Tuesday, December 11, 2001
The Arcata Eye
Around the world, non-stop with Chubritza

By Dan Brett
Eye Correspondent

Tuesday night rehearsal certainly begins in a folksy enough way for local Balkan folk band Chubritza, with beer and fried wontons. Conversation centers around Spanish dialects and Hebrew script as the chronically busy band members straggle in from jobs and music lessons, and settle in for another evening of singin' and tamburitza-pickin'. Tonight is an important rehearsal, because the band will be playing three gigs in the next week, including regular engagements at Sacred Grounds (first Saturday of the month), The Humboldt Folk Dance Club (first Friday), as well as a special show at an upcoming Hanukah party.

Not that Chubritza is likely to be out of practice. In addition to the above gigs, the band also plays monthly at Café Mokka (third Saturdays) and irregularly at other events. On the night they were interviewed, they had just returned from a Balkan Music Festival in San Francisco, where they received a standing ovation from some of the genre's masters. All in a week's work for this busy ethnic dance band.

According to founding member Linnea Mandell, the group gets its name from a spice mixture found widely on Balkan tables. "Whenever you go to Bulgaria, and throughout the Balkans, on all the tables they have these little dishes [with] salt, pepper and chubritza, which is kind of like Spike; a mixture of summer savory and paprika," she said. "So the idea is that we are a mixture of flavors with kind of a Balkan spice." Not a bad description for a band that begins with the already-rich variety of Balkan music and makes occasional forays into Eastern European, American, Russian, Roma and Klezmer styles.

Linnea and her partner Craig Kurumada helped form the band in 1993 as an outgrowth of their interest in folk dancing, something Linnea learned at a young age from her Hungarian-Russian parents.

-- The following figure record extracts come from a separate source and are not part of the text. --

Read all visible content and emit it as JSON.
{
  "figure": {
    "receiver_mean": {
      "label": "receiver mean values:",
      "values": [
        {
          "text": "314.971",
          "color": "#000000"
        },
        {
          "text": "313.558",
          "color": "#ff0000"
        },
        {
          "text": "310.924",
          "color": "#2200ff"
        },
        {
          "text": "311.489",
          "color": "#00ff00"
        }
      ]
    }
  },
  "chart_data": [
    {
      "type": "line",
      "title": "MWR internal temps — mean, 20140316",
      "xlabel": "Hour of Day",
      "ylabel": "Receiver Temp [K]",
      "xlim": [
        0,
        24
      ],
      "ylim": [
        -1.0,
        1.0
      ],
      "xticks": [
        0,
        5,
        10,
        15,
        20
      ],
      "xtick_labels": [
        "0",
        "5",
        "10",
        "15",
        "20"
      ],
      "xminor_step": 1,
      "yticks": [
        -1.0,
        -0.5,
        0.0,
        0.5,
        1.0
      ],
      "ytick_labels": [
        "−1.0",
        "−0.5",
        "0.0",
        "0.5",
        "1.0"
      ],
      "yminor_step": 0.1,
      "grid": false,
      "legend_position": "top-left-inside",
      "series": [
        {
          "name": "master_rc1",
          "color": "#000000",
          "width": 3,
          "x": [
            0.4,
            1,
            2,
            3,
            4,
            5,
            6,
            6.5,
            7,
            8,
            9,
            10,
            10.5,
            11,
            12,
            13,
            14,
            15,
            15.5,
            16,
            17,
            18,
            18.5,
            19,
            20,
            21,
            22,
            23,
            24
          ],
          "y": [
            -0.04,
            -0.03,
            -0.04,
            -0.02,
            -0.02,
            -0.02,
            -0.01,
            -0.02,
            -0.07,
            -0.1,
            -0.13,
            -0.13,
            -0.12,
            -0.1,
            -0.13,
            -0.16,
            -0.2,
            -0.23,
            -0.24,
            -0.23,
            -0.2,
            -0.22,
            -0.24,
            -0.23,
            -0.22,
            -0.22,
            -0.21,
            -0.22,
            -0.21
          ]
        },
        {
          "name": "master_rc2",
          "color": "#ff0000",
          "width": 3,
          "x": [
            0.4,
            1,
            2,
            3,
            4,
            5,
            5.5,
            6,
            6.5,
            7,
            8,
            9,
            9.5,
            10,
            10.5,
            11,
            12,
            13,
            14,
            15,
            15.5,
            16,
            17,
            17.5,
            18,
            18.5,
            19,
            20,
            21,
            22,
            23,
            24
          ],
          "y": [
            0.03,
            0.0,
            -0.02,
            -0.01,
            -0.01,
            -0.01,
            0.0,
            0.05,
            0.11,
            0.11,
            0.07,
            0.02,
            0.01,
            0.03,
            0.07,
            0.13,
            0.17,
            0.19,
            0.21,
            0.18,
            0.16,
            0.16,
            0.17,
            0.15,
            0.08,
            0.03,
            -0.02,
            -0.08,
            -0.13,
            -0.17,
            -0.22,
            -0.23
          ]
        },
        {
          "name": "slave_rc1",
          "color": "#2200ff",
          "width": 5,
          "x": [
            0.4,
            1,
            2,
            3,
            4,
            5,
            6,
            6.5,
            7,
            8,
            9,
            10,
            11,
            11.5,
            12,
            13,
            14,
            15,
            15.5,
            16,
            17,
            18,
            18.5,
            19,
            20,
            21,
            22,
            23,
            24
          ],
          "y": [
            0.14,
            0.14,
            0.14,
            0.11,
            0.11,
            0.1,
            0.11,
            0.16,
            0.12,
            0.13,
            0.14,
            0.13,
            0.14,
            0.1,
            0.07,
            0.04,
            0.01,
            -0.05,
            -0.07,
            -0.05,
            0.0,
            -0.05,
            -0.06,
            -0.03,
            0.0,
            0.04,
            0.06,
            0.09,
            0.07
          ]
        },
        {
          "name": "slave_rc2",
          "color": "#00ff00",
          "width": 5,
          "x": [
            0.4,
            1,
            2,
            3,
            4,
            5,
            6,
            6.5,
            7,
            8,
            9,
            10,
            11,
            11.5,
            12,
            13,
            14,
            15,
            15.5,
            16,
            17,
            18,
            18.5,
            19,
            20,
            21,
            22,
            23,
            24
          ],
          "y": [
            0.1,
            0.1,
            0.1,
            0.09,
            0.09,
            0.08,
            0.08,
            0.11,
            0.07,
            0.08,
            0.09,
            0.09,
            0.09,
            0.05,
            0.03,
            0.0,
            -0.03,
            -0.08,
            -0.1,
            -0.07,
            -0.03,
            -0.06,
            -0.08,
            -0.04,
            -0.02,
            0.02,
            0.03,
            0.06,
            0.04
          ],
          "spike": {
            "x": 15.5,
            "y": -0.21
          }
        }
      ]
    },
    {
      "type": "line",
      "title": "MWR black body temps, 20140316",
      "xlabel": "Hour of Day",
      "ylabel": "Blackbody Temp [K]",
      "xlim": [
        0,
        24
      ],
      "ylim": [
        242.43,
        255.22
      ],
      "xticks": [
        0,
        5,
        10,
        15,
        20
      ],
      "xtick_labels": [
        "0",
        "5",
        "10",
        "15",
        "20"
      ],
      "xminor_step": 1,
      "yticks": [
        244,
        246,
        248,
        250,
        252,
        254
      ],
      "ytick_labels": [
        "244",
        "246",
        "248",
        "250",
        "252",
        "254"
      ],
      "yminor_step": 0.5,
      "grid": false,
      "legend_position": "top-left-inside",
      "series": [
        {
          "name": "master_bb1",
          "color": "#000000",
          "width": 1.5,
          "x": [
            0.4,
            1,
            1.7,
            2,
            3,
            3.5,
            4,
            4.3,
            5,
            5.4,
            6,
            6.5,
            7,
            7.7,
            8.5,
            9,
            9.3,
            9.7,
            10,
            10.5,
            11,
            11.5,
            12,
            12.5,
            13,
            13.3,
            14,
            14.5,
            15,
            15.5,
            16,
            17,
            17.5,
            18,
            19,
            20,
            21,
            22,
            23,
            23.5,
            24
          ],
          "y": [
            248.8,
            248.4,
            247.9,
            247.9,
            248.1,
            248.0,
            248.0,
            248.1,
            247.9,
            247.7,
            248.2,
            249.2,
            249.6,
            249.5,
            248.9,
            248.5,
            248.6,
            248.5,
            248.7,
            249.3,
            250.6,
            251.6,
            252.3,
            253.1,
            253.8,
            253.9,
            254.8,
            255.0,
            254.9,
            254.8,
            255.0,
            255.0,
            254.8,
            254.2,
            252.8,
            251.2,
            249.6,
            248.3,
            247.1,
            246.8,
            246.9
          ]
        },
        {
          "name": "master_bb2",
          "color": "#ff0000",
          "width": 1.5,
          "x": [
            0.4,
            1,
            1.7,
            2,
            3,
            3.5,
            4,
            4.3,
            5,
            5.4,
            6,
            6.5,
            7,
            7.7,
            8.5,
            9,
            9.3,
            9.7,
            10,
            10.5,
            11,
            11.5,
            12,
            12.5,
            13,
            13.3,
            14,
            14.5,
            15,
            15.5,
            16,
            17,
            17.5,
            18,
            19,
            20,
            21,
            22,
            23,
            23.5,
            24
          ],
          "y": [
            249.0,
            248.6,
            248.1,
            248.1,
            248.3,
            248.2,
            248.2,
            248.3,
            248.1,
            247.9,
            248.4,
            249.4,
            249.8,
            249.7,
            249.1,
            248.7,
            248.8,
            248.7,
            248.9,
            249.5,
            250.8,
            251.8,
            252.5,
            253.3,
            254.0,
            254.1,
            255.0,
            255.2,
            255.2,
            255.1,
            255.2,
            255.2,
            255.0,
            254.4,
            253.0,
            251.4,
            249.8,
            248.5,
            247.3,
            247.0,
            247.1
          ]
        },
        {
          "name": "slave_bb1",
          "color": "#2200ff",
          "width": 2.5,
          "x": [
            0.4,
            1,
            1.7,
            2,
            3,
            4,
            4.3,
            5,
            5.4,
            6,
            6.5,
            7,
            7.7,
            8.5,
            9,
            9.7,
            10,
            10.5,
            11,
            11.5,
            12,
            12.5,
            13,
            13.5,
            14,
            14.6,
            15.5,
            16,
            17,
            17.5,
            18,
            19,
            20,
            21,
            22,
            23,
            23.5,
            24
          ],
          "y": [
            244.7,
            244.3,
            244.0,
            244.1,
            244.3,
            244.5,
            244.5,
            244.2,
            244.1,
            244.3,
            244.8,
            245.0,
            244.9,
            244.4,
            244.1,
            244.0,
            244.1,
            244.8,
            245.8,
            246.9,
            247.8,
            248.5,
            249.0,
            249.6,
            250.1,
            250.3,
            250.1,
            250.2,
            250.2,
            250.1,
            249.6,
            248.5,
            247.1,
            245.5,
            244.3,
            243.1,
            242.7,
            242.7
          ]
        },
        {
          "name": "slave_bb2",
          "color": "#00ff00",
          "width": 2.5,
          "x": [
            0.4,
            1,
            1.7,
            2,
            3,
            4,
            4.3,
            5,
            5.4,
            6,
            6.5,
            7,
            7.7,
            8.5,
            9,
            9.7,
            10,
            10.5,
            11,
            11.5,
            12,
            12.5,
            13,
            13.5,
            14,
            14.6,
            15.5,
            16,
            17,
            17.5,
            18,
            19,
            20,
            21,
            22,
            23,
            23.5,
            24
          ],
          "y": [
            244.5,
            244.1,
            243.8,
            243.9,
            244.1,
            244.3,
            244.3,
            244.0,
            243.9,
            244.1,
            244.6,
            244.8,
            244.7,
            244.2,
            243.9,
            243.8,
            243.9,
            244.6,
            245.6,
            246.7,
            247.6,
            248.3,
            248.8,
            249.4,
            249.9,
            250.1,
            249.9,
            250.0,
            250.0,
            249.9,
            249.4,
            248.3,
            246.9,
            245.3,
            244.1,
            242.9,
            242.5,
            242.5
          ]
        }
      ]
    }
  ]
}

Personnel changed over the years, but eventually settled into the present roster, which includes Janet Finney, Randy Carrico, Joe Friedman and Deborah Dukes. The members all come' from formal musical backgrounds, and styles range from classical and Celtic to Klezmer and jazz, but they share a love for the haunting melodies and contagious rhythms of Balkan music. They are all multi-instrumentalists as well; something which comes with the musical territory.

Because folk songs -- and the instruments they are played on -- vary widely throughout the mountainous Balkan region, a variety of traditional instruments are required to get an authentic sound. These include large double-headed drums called tupan, gajda (Balkan bagpipes), a plethora of woodwind and percussion instruments and several members from a family of stringed instruments known as tamburas. Throw in a few more recognizable instruments and you have a major baggage issue. "Actually half of the entertainment value of what we do is people watching us bring instruments in," quips Deborah.

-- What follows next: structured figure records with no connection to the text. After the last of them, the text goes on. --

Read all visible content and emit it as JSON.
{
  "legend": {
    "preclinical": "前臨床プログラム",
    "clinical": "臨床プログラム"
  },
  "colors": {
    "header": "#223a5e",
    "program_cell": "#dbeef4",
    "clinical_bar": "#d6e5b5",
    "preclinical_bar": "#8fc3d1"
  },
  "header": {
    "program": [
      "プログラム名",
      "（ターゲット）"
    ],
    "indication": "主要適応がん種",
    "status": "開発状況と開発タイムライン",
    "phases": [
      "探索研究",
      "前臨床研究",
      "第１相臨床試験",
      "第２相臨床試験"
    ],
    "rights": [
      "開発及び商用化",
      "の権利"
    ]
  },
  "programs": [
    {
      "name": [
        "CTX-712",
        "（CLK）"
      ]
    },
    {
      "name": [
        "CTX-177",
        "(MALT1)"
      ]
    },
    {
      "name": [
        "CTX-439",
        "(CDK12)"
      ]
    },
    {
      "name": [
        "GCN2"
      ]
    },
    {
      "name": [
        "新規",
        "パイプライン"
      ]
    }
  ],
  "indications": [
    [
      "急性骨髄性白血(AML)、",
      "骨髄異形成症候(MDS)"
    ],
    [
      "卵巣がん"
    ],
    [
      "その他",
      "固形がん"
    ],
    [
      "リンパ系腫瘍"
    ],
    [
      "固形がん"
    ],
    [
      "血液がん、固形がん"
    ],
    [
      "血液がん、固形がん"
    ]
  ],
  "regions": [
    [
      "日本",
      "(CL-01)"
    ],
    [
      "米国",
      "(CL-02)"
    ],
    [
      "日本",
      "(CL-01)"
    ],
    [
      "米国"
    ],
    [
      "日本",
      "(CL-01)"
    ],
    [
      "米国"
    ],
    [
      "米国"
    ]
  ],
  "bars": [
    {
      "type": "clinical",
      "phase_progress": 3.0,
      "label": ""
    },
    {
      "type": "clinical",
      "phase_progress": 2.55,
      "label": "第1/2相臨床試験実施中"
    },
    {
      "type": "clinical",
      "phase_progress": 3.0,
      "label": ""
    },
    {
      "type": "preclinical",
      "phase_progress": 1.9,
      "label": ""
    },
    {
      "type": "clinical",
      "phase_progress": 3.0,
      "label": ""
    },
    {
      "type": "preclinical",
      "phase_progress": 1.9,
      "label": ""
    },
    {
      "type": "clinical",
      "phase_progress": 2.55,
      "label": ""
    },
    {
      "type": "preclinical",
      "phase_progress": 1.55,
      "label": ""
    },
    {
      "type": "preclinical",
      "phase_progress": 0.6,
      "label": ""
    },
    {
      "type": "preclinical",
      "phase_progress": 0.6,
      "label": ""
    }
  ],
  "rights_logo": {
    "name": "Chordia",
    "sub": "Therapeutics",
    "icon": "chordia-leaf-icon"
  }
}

Craig explains the profusion of equipment thus: "There are other bands who do this kind of thing, but they do it with one sort of set-up. They don't have all the different instruments. So in a way, for me, anyway, they have kind of a one-dimensional sound."

"Whereas we are multi-dimensional and have bad backs," adds Deborah.

Other challenges peculiar to the genre include singing songs in several obscure languages and dialects and learning to play music' in unusual odd-numbered rhythms (i.e. seven, nine, or 11 beats per measure). "Actually [the rhythms are] an early hump that you get over real fast... once you learn how to break them down," says Craig.

The languages are not so simple. Although they do not necessarily speak all the languages they sing in, the band makes a conscious effort to understand the lyric's, and to pronounce the words right.

With all of this internationality, do some Arcatan/American sensibilities seep into the mix? Yes, particularly in the band's well balanced gender mix (three women, three men), and the roles they play in the group.

Traditionally, women are purely singers in Balkan and Eastern European music, while men play instruments and sing to a much lesser extent. "It is a little bit of a tradition gap, playing for the traditional ethnic communities in the US, because women are not instrumentalists most of the time." says Linnea.

The band attributes the strong local interest in their music to the large folk dance community in Arcata, a lingering legacy of Humboldt State dance teacher Kay Chaffe, who inspired a huge interest in folk dancing here in the '60s and '70s. Exotic rhythms and sounds aside, the main appeal of Chubritza's music seems to be just that: it has a good beat and you can dance to it.

Although they play a few of what they call "listening songs," 90 percent of their repertoire is dance music. That is enough for most people, and even the band admits that having people dance is the greatest rush. "Bottom line," says Janet, "is you are playing in the middle of a room and people are dancing around you in a circle, and there is nothing else like that."